Semana 47: Día 329: Cambiar un vicio por otro

Conozco mucha gente que tenía sus vicios y que los cambió por una vida sana. Y no fue que únicamente adquirieron hábitos saludables, sino que vivieron el entrenar con la misma pasión que aquello que los destruía.

“Yo me dedicaba a fumar”, escuché decir a mi amigo Juanca Bertram, quien hoy dejó el cigarrillo bien atrás y está intentando participar de todo el circuito de Salomon. Su historia resume la de muchos que nos dedicábamos a cosas destructivas y que ahora pusimos nuestra pulsión en correr. En mi caso yo vivía para comer, y durante varios años de mi vida lo único que realmente me apasionaba eran los cómics. Si no me hubiese vuelto vegetariano probablemente hubiese terminado rodando más que corriendo, pero haber abandonado McDonald’s fue un gran cambio en mi dieta.

Me faltaba la parte del deporte, algo que eventualmente llegó. Y mientras antes me preocupaba por estar al día leyendo cómics y haciendo crecer mi colección, de a poco iba cambiando mi cuerpo y mi cabeza con el running. Lo que me pasó ahora, de vender mis historietas y financiar con eso el viaje, es algo que jamás me hubiese imaginado. Pero el largo proceso de dejar de identificarme con los superhéroes y empezar a sentirme como un corredor me llevó a donde estoy ahora.

Probablemente haya algo más profundo y difícil de interpretar para mí, pero evidentemente tengo alguna energía que antes ponía en ser un coleccionista de libros y revistas y ahora ser un coleccionista de carreras y logros. He tenido tenido mis períodos de abstinencia, por supuesto, tanto en una actividad como en la otra. Ni siquiera podría decir que comer golosinas y leer cómics me hacía un daño visible, pero sí puedo afirmar que eso se llevaba muchísimo de mi atención, y que claramente llegó un punto en donde tuve que elegir una u otra.
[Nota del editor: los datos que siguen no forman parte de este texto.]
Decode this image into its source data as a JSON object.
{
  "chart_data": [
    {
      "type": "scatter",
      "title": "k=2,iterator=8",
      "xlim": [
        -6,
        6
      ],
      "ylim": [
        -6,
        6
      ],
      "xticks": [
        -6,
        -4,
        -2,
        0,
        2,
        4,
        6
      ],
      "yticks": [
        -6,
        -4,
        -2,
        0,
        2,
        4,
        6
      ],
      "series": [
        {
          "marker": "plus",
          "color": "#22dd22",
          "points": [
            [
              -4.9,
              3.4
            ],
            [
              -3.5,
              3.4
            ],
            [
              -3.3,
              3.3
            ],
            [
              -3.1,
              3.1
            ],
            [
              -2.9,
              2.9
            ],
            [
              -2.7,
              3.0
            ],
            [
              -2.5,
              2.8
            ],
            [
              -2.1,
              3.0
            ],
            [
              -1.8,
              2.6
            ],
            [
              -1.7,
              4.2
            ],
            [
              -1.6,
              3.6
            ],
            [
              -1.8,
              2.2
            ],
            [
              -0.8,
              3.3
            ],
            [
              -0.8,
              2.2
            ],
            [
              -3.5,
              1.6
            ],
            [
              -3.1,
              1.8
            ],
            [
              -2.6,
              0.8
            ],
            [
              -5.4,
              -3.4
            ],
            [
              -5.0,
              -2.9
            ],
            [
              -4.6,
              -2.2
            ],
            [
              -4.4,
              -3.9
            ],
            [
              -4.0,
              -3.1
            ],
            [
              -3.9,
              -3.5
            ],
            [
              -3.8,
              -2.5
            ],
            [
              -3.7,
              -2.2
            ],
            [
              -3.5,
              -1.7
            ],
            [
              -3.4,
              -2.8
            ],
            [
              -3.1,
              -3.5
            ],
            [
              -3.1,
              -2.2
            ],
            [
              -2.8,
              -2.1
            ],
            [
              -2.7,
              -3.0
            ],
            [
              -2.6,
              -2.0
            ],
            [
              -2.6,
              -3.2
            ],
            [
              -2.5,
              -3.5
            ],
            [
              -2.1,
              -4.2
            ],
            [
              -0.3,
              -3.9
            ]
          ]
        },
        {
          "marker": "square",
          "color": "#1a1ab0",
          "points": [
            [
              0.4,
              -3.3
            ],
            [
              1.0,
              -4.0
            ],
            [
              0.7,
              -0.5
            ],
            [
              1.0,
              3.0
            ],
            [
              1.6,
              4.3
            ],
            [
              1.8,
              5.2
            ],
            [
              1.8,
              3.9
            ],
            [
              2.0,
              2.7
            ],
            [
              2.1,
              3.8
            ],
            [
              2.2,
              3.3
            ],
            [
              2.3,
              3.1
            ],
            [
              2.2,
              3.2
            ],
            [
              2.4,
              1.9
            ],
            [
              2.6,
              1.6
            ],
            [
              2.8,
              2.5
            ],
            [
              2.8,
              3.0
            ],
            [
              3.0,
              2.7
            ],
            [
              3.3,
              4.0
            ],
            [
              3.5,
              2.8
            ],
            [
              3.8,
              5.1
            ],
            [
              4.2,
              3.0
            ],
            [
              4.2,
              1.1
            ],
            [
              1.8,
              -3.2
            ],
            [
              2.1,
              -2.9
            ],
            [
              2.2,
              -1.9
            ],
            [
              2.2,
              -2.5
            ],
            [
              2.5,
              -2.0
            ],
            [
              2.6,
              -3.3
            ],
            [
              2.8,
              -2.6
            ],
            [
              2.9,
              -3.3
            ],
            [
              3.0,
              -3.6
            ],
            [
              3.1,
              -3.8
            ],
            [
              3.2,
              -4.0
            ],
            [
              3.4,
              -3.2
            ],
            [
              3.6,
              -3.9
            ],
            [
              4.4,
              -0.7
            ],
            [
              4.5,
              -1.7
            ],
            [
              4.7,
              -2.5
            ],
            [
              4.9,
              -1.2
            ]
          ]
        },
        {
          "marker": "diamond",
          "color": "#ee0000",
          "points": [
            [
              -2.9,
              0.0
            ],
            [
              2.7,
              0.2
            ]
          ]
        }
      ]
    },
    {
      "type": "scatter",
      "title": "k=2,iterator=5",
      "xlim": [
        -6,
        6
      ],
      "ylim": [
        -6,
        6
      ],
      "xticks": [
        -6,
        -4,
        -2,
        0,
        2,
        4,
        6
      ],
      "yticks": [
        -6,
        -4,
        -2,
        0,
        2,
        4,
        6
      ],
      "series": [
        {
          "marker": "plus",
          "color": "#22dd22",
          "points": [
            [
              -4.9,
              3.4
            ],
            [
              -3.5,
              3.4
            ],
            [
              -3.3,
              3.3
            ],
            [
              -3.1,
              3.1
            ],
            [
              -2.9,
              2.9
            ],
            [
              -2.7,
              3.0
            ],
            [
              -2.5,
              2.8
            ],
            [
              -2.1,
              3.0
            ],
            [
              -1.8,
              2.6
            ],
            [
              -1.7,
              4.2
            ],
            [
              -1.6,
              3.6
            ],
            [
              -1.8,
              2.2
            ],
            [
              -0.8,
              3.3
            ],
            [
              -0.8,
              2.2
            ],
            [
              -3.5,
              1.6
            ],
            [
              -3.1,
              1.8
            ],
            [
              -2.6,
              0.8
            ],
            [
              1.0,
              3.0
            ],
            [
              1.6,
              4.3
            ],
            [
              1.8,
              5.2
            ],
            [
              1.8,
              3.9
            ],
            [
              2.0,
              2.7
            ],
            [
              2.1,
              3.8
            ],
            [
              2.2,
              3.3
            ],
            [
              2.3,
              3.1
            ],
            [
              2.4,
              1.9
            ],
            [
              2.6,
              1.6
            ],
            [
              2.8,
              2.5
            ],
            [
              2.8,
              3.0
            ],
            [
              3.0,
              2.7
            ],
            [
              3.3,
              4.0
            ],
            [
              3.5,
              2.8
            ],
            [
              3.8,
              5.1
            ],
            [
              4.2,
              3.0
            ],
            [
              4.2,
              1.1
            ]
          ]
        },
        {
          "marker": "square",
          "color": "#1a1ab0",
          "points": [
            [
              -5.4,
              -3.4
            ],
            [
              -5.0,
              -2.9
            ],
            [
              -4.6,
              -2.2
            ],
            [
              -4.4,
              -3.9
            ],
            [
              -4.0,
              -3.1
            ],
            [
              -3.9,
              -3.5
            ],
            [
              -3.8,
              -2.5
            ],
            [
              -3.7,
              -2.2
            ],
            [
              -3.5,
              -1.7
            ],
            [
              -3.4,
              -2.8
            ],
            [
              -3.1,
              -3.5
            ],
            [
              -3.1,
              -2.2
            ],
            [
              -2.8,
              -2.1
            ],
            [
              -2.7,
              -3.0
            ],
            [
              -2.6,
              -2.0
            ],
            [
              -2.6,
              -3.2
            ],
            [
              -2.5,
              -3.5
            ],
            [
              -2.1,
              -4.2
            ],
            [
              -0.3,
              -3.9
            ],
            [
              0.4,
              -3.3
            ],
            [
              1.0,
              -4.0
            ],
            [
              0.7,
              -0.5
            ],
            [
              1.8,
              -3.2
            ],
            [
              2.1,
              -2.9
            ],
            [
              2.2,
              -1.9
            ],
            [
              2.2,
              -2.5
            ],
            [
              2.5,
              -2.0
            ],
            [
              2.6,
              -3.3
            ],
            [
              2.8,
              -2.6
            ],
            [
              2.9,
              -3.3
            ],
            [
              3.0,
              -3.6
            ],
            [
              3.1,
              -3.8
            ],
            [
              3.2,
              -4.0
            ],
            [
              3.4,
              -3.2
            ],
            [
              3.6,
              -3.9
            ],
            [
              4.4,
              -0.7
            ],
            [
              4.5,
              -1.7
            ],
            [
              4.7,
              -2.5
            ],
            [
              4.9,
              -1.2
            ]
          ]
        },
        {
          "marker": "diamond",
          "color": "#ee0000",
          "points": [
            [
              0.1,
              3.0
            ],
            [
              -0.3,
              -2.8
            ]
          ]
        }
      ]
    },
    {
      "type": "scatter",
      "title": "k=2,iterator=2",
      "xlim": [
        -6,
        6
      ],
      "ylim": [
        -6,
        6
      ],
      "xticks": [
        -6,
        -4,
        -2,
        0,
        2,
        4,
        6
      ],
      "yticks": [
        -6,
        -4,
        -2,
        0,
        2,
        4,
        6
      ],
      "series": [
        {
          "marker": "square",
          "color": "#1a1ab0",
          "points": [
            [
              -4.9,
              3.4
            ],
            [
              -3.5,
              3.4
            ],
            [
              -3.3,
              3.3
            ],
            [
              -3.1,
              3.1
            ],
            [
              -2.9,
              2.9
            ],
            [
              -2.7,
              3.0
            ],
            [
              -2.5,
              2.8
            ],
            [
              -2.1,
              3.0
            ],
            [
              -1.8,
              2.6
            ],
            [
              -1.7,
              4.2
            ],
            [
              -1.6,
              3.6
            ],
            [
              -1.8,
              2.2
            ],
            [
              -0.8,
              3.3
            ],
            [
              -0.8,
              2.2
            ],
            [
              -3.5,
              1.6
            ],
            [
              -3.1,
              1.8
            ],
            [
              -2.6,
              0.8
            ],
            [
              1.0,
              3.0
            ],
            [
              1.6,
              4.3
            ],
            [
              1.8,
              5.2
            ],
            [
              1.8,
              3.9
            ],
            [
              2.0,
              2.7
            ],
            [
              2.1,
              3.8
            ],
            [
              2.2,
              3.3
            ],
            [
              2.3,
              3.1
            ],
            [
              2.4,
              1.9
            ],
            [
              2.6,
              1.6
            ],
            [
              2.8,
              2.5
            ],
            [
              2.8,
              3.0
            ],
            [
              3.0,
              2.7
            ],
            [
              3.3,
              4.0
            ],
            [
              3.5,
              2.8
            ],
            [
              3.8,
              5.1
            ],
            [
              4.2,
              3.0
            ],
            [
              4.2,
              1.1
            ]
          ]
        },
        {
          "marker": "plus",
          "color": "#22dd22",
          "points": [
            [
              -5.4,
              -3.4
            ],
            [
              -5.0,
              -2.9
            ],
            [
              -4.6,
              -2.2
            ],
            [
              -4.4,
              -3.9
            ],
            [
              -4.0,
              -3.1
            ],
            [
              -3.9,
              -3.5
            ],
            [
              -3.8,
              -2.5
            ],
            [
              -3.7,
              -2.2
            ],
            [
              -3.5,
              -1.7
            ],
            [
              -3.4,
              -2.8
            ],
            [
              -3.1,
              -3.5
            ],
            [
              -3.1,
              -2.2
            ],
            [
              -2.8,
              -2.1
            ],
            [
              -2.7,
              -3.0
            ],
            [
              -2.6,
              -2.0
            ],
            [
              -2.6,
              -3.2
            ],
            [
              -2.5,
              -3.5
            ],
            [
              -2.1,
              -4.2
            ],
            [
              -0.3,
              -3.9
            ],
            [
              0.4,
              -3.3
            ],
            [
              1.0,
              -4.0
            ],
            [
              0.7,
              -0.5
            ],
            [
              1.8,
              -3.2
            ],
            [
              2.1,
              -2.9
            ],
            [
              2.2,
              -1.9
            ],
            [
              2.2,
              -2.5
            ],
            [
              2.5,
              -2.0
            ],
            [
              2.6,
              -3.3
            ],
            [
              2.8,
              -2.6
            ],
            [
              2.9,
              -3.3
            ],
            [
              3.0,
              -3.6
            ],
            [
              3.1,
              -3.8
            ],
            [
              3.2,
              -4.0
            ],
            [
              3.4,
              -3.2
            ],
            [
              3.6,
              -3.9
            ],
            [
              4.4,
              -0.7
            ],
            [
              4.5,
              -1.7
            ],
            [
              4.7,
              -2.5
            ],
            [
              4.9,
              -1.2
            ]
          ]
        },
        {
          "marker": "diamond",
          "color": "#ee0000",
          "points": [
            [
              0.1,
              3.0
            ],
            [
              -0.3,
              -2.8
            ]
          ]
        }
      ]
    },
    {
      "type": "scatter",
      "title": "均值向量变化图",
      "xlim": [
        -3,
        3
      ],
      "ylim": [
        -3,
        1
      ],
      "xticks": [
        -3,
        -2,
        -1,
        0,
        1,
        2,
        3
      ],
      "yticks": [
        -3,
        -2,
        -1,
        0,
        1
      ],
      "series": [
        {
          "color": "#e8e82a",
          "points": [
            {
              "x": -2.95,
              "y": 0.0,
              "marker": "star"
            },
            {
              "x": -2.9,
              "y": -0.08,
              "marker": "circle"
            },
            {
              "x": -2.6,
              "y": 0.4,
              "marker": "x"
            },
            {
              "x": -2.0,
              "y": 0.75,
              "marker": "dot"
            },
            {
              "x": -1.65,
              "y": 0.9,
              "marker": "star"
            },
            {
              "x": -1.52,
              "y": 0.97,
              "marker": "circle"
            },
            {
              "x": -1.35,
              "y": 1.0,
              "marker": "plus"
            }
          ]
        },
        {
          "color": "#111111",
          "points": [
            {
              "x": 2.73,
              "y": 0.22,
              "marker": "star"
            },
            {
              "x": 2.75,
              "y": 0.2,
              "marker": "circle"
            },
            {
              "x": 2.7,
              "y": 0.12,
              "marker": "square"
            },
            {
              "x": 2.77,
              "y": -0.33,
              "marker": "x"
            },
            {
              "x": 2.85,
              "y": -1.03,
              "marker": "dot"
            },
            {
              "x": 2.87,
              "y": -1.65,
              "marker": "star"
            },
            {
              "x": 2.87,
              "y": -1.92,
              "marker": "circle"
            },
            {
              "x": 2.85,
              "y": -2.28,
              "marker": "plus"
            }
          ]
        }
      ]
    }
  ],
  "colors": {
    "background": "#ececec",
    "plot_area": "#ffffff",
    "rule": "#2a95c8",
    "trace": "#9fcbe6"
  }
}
Por suerte conozco a muchas personas que decidieron cambiar un vicio por otro, y ese reemplazo fue el deporte. Yo siempre la tuve mas fácil porque en lo mío no había un químico o substancia aferrándose a mi cerebro, sino que era simplemente yo aferrado a una colección interminable de revistas de Superman y compañía. Hoy pude soltarles la mano, como también dejé la mayonesa y los alfajores, y no lo viví como una obligación, sino como parte natural y fluida de un proceso mucho más sano.

Publicado el 22 agosto, 2014 en http://schemas.google.com/blogger/2008/kind#post, mente, motivación, running, salud. Añade a favoritos el enlace permanente. 1 comentario.

  1. Felicitaciones Martín. Nunca es tarde…el esfuerzo vale la pena. Pero depende de uno. La salud no puede comprarse. Se construye o se destruye un poco todos los días. El correr es magia y salud, no importan los tiempos, importa la actitud. Y esto es lo que hace brillar a cada uno. Lo mejor en tu próximo desafío. Ya ganastes. Abrazo Juanca.